ROhdsiWebApi::authorizeWebApi(
    atlas_url,
    authMethod = "db",
    webApiUsername = keyring::key_get("atlas_username"),
    webApiPassword = keyring::key_get("atlas_password"))

Instead of setting one cohort Id, this time you’re setting a target cohort Id and an outcome id as the purpose of the characterization package is to compare a target cohort with an outcome cohort.

targetId <- 4675
outcomeId <- 4681

Pull the cohorts definitions from ATLAS, and use them to populate tables in your write_schema (this code comes from the “Generating a cohort” vignette)

cohortDefinitionSet <- ROhdsiWebApi::exportCohortDefinitionSet(
    baseUrl = atlas_url,
    cohortIds = c(targetId, outcomeId))


cohortTableNames <- CohortGenerator::getCohortTableNames(
    cohortTable = "cohort")


createCohortTables(
    connectionDetails = connectionDetails,
    cohortTableNames = cohortTableNames,
    cohortDatabaseSchema = write_schema)


cohortsGenerated <- CohortGenerator::generateCohortSet(
    connectionDetails = connectionDetails,
    cdmDatabaseSchema = synpuf_schema,
    cohortDatabaseSchema = write_schema,
    cohortTableNames = cohortTableNames,
    cohortDefinitionSet = cohortDefinitionSet)

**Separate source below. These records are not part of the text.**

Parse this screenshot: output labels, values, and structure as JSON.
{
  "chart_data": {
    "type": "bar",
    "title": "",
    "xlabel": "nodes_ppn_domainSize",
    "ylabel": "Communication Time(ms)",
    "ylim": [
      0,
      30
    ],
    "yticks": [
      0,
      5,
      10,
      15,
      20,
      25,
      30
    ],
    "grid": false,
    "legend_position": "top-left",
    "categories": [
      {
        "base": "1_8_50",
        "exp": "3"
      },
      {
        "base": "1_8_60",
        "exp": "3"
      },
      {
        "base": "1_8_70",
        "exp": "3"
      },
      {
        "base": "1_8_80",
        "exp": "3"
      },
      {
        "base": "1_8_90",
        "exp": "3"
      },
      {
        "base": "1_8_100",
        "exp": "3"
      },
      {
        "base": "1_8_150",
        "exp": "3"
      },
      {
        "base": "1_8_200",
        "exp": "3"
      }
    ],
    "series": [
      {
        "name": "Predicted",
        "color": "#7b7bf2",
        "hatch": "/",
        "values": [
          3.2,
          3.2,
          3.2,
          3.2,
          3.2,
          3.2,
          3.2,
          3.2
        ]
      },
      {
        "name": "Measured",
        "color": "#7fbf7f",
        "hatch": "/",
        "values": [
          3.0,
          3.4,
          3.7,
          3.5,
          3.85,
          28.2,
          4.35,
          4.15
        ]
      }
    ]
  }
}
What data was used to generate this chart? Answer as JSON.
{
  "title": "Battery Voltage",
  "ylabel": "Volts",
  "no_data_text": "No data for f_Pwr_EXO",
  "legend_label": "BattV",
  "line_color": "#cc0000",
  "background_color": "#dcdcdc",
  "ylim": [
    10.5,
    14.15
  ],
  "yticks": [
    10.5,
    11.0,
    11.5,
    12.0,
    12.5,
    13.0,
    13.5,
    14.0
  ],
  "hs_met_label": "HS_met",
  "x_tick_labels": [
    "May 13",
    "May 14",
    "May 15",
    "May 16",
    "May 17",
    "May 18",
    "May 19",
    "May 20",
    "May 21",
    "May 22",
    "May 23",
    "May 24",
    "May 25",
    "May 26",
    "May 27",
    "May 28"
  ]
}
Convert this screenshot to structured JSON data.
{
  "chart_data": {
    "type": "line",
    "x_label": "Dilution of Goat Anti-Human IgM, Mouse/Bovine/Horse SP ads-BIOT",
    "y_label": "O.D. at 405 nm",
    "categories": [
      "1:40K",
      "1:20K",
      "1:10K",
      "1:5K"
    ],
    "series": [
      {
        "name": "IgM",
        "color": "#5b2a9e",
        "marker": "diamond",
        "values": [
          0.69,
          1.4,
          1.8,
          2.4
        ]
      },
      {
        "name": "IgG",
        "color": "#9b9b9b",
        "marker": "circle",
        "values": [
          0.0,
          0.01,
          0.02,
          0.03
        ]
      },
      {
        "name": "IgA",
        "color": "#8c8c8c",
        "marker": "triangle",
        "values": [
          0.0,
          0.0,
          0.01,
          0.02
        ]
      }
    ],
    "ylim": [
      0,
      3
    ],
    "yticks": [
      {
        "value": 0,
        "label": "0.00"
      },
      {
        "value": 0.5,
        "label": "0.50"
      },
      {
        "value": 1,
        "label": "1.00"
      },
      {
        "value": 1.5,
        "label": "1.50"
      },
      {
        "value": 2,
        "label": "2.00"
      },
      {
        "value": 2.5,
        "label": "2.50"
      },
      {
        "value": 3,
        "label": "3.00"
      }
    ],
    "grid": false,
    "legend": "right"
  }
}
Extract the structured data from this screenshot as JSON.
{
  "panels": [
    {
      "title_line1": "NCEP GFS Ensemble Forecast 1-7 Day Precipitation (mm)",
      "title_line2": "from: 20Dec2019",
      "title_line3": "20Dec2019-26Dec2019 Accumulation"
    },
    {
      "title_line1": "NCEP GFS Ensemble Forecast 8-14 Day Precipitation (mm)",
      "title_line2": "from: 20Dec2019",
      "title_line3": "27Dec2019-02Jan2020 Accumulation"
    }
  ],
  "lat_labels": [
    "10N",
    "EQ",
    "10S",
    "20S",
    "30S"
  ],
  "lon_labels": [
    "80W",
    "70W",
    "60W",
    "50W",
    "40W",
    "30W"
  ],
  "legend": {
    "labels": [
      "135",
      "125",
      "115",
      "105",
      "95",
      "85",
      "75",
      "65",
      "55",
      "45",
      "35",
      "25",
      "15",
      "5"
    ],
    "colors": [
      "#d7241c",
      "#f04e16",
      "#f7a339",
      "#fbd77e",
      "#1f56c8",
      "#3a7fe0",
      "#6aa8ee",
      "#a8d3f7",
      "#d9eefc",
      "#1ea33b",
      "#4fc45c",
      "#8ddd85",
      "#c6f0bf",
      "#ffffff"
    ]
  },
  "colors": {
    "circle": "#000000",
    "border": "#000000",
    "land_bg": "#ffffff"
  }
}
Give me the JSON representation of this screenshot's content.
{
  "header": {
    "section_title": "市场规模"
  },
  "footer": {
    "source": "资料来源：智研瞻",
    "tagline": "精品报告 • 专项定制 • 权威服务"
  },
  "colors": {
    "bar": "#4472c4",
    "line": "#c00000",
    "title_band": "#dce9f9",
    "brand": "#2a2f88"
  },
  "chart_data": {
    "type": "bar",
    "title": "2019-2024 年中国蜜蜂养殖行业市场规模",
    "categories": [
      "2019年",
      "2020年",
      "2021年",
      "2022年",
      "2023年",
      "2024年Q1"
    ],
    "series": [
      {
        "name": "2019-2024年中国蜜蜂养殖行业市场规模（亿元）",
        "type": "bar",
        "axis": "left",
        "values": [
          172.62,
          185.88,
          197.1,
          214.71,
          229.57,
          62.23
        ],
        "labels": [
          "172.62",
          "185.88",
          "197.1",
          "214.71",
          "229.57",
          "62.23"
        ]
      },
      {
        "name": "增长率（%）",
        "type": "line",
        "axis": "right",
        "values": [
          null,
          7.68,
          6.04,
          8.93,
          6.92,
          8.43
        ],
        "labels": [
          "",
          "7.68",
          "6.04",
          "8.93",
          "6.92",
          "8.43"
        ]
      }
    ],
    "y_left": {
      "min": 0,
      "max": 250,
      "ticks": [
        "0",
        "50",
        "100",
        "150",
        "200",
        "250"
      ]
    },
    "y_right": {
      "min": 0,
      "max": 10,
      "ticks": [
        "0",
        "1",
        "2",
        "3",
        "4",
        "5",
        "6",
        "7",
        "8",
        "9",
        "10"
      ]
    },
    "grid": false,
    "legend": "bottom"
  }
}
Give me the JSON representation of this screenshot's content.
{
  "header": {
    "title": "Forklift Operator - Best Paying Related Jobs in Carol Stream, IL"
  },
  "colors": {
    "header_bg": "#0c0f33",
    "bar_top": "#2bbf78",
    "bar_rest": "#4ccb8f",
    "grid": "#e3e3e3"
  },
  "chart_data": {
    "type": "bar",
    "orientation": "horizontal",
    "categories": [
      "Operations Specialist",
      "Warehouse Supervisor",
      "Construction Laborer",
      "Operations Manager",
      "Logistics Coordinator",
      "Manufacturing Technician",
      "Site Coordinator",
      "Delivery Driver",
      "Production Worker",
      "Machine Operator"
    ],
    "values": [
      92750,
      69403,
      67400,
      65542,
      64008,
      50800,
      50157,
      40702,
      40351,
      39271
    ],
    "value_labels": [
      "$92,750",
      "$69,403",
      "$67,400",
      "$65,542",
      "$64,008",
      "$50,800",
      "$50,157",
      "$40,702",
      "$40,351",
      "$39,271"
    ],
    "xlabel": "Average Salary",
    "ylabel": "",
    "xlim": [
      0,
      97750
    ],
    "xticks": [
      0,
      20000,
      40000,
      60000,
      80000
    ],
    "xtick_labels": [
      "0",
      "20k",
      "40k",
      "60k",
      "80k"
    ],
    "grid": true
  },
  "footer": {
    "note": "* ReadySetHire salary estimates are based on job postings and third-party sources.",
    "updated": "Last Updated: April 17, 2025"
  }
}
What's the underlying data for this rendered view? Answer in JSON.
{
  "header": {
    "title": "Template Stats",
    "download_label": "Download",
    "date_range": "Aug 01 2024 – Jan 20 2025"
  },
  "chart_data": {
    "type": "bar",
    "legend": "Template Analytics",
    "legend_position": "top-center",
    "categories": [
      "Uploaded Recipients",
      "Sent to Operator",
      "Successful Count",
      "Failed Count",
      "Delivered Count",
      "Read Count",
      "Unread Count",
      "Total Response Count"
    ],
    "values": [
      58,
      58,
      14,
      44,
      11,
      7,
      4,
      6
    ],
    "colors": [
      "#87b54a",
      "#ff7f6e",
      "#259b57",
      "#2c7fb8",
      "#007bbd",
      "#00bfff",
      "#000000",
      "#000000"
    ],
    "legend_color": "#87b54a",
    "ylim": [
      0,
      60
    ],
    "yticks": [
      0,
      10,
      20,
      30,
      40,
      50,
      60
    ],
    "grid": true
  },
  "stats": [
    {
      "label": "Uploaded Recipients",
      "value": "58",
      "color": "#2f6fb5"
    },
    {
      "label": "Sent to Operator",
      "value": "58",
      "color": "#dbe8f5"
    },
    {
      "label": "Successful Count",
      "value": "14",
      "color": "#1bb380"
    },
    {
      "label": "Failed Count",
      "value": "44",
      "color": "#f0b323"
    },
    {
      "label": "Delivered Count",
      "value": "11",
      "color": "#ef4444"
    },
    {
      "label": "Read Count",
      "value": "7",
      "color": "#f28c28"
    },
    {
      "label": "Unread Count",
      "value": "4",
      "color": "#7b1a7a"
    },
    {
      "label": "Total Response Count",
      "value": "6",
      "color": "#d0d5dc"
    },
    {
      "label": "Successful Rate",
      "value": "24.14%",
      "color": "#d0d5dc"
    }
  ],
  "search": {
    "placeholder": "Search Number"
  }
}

Now, set the covariate settings. The createCovariateSettings() function can be used to customize the output of characterization. Run ?createCovariateSettings to view all possible arguments. For now, we’ll just use createDefaultCovariateSettings() as we don’t need anything specific. The aggreegateCovariate Settings will be used as an argument when we set the characterization settings. Other argument options for characterization are timeToEventSettings and dechallengeRechallengeSettings.

aggregateCovariateSettings <- Characterization::createAggregateCovariateSettings(
  targetIds = targetId,
  outcomeIds = outcomeId,
  riskWindowStart = 1,
  startAnchor = 'cohort start',
  riskWindowEnd = 365,
  endAnchor = 'cohort start',
  covariateSettings = FeatureExtraction::createDefaultCovariateSettings())

Set the characterization settings

characterizationSettings <- Characterization::createCharacterizationSettings(
  aggregateCovariateSettings = aggregateCovariateSettings)

Run the characterization. This will generate a series of csv files that can later be analyzed using traditional or programmatic methods. You may want to create a folder before running the following code and set the path of outputDirectory and executionPath to that folder.

Characterization::runCharacterizationAnalyses(
  connectionDetails = connectionDetails,
  cdmDatabaseSchema = synpuf_schema,
  targetDatabaseSchema = write_schema,
  targetTable = 'cohort',
  outcomeDatabaseSchema = write_schema,
  outcomeTable = 'cohort',
  characterizationSettings = characterizationSettings,   
  outputDirectory = "insert path to output folder",
  executionPath = "insert path to output folder",
  csvFilePrefix = 'insert custom prefix')

And that’s it! The characterization files may take a while to generate depending on the size of your cohorts and the amount of variables you include in your characterization settings.